As with a similar set of new ABC rules that redefine what constitutes "paid" newspaper circulation, the new magazine rules reflect the tensions between publishers, who feel compelled to produce artificially big rate bases for advertisers, and advertisers, who nevertheless want the "quality" readership that paid subscriptions imply. This has bred an unhealthy situation where profit has been leeched out of the circulation side of publishing while publishers at the same time have tried to obscure their circulation-building tactics from advertisers.
It was not easy to get this far, and there no doubt will be critics of the new plan among advertisers. Publishers get some relief from the standard in the previous ABC rules specifying that only subscriptions sold for at least 50% of the basic rate can be counted as paid. In exchange, ABC statements will provide print buyers more complete information about what subscribers are actually paying.

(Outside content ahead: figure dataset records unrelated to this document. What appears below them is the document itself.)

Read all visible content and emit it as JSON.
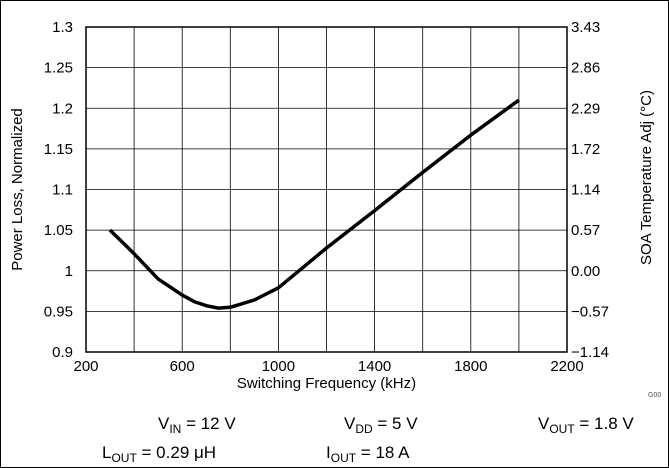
{
  "chart_data": {
    "type": "line",
    "xlabel": "Switching Frequency (kHz)",
    "ylabel": "Power Loss, Normalized",
    "y2label": "SOA Temperature Adj (°C)",
    "xlim": [
      200,
      2200
    ],
    "ylim": [
      0.9,
      1.3
    ],
    "xticks": [
      "200",
      "600",
      "1000",
      "1400",
      "1800",
      "2200"
    ],
    "xtick_values": [
      200,
      600,
      1000,
      1400,
      1800,
      2200
    ],
    "yticks": [
      "0.9",
      "0.95",
      "1",
      "1.05",
      "1.1",
      "1.15",
      "1.2",
      "1.25",
      "1.3"
    ],
    "ytick_values": [
      0.9,
      0.95,
      1.0,
      1.05,
      1.1,
      1.15,
      1.2,
      1.25,
      1.3
    ],
    "y2ticks": [
      "−1.14",
      "−0.57",
      "0.00",
      "0.57",
      "1.14",
      "1.72",
      "2.29",
      "2.86",
      "3.43"
    ],
    "x_grid_values": [
      200,
      400,
      600,
      800,
      1000,
      1200,
      1400,
      1600,
      1800,
      2000,
      2200
    ],
    "grid": true,
    "series": [
      {
        "x": [
          300,
          400,
          500,
          600,
          650,
          700,
          750,
          800,
          900,
          1000,
          1200,
          1400,
          1600,
          1800,
          2000
        ],
        "y": [
          1.05,
          1.021,
          0.99,
          0.97,
          0.962,
          0.957,
          0.954,
          0.955,
          0.964,
          0.979,
          1.028,
          1.074,
          1.121,
          1.167,
          1.21
        ]
      }
    ]
  },
  "figure_code": "G00",
  "conditions": {
    "vin": {
      "sym": "V",
      "sub": "IN",
      "rest": " = 12 V"
    },
    "vdd": {
      "sym": "V",
      "sub": "DD",
      "rest": " = 5 V"
    },
    "vout": {
      "sym": "V",
      "sub": "OUT",
      "rest": " = 1.8 V"
    },
    "lout": {
      "sym": "L",
      "sub": "OUT",
      "rest": " = 0.29 μH"
    },
    "iout": {
      "sym": "I",
      "sub": "OUT",
      "rest": " = 18 A"
    }
  }
}
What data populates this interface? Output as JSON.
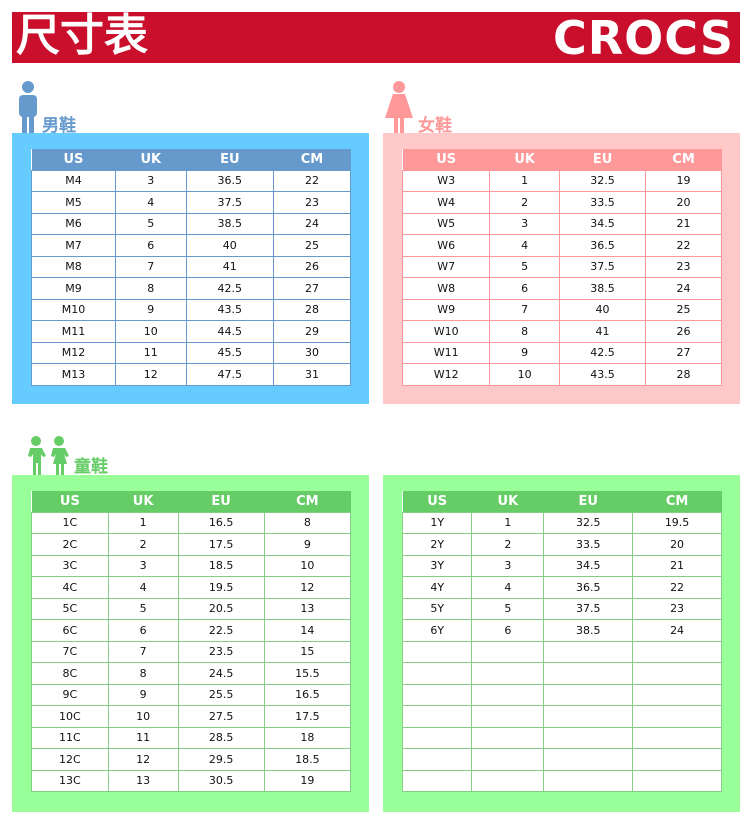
{
  "header": {
    "title": "尺寸表",
    "brand": "CROCS"
  },
  "colors": {
    "header_red": "#c90f2b",
    "men_box": "#66ccff",
    "men_head": "#6699cc",
    "women_box": "#ffc9c9",
    "women_head": "#ff9999",
    "kids_box": "#99ff99",
    "kids_head": "#66cc66"
  },
  "columns": [
    "US",
    "UK",
    "EU",
    "CM"
  ],
  "men": {
    "label": "男鞋",
    "icon": "man-icon",
    "rows": [
      [
        "M4",
        "3",
        "36.5",
        "22"
      ],
      [
        "M5",
        "4",
        "37.5",
        "23"
      ],
      [
        "M6",
        "5",
        "38.5",
        "24"
      ],
      [
        "M7",
        "6",
        "40",
        "25"
      ],
      [
        "M8",
        "7",
        "41",
        "26"
      ],
      [
        "M9",
        "8",
        "42.5",
        "27"
      ],
      [
        "M10",
        "9",
        "43.5",
        "28"
      ],
      [
        "M11",
        "10",
        "44.5",
        "29"
      ],
      [
        "M12",
        "11",
        "45.5",
        "30"
      ],
      [
        "M13",
        "12",
        "47.5",
        "31"
      ]
    ]
  },
  "women": {
    "label": "女鞋",
    "icon": "woman-icon",
    "rows": [
      [
        "W3",
        "1",
        "32.5",
        "19"
      ],
      [
        "W4",
        "2",
        "33.5",
        "20"
      ],
      [
        "W5",
        "3",
        "34.5",
        "21"
      ],
      [
        "W6",
        "4",
        "36.5",
        "22"
      ],
      [
        "W7",
        "5",
        "37.5",
        "23"
      ],
      [
        "W8",
        "6",
        "38.5",
        "24"
      ],
      [
        "W9",
        "7",
        "40",
        "25"
      ],
      [
        "W10",
        "8",
        "41",
        "26"
      ],
      [
        "W11",
        "9",
        "42.5",
        "27"
      ],
      [
        "W12",
        "10",
        "43.5",
        "28"
      ]
    ]
  },
  "kids": {
    "label": "童鞋",
    "icon": "children-icon",
    "rows": [
      [
        "1C",
        "1",
        "16.5",
        "8"
      ],
      [
        "2C",
        "2",
        "17.5",
        "9"
      ],
      [
        "3C",
        "3",
        "18.5",
        "10"
      ],
      [
        "4C",
        "4",
        "19.5",
        "12"
      ],
      [
        "5C",
        "5",
        "20.5",
        "13"
      ],
      [
        "6C",
        "6",
        "22.5",
        "14"
      ],
      [
        "7C",
        "7",
        "23.5",
        "15"
      ],
      [
        "8C",
        "8",
        "24.5",
        "15.5"
      ],
      [
        "9C",
        "9",
        "25.5",
        "16.5"
      ],
      [
        "10C",
        "10",
        "27.5",
        "17.5"
      ],
      [
        "11C",
        "11",
        "28.5",
        "18"
      ],
      [
        "12C",
        "12",
        "29.5",
        "18.5"
      ],
      [
        "13C",
        "13",
        "30.5",
        "19"
      ]
    ]
  },
  "youth": {
    "rows": [
      [
        "1Y",
        "1",
        "32.5",
        "19.5"
      ],
      [
        "2Y",
        "2",
        "33.5",
        "20"
      ],
      [
        "3Y",
        "3",
        "34.5",
        "21"
      ],
      [
        "4Y",
        "4",
        "36.5",
        "22"
      ],
      [
        "5Y",
        "5",
        "37.5",
        "23"
      ],
      [
        "6Y",
        "6",
        "38.5",
        "24"
      ],
      [
        "",
        "",
        "",
        ""
      ],
      [
        "",
        "",
        "",
        ""
      ],
      [
        "",
        "",
        "",
        ""
      ],
      [
        "",
        "",
        "",
        ""
      ],
      [
        "",
        "",
        "",
        ""
      ],
      [
        "",
        "",
        "",
        ""
      ],
      [
        "",
        "",
        "",
        ""
      ]
    ]
  }
}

While changing the details of the ABC rules can be helpful, the circulation quandary publishers and magazine advertisers face is bigger than how things are reported on an audit form. Magazines are not just imagining that there is pressure to report bigger and bigger rate bases. They're reacting to the many ad buyers who see robust circulation, no matter how costly it is to acquire, as a measure of health, and rate base reductions as a sign of weakness.
The real cure is for advertisers to give publishers their support when they try to charge a fair price for their magazines, even if that means letting circulations settle to levels that are both sustainable and profitable.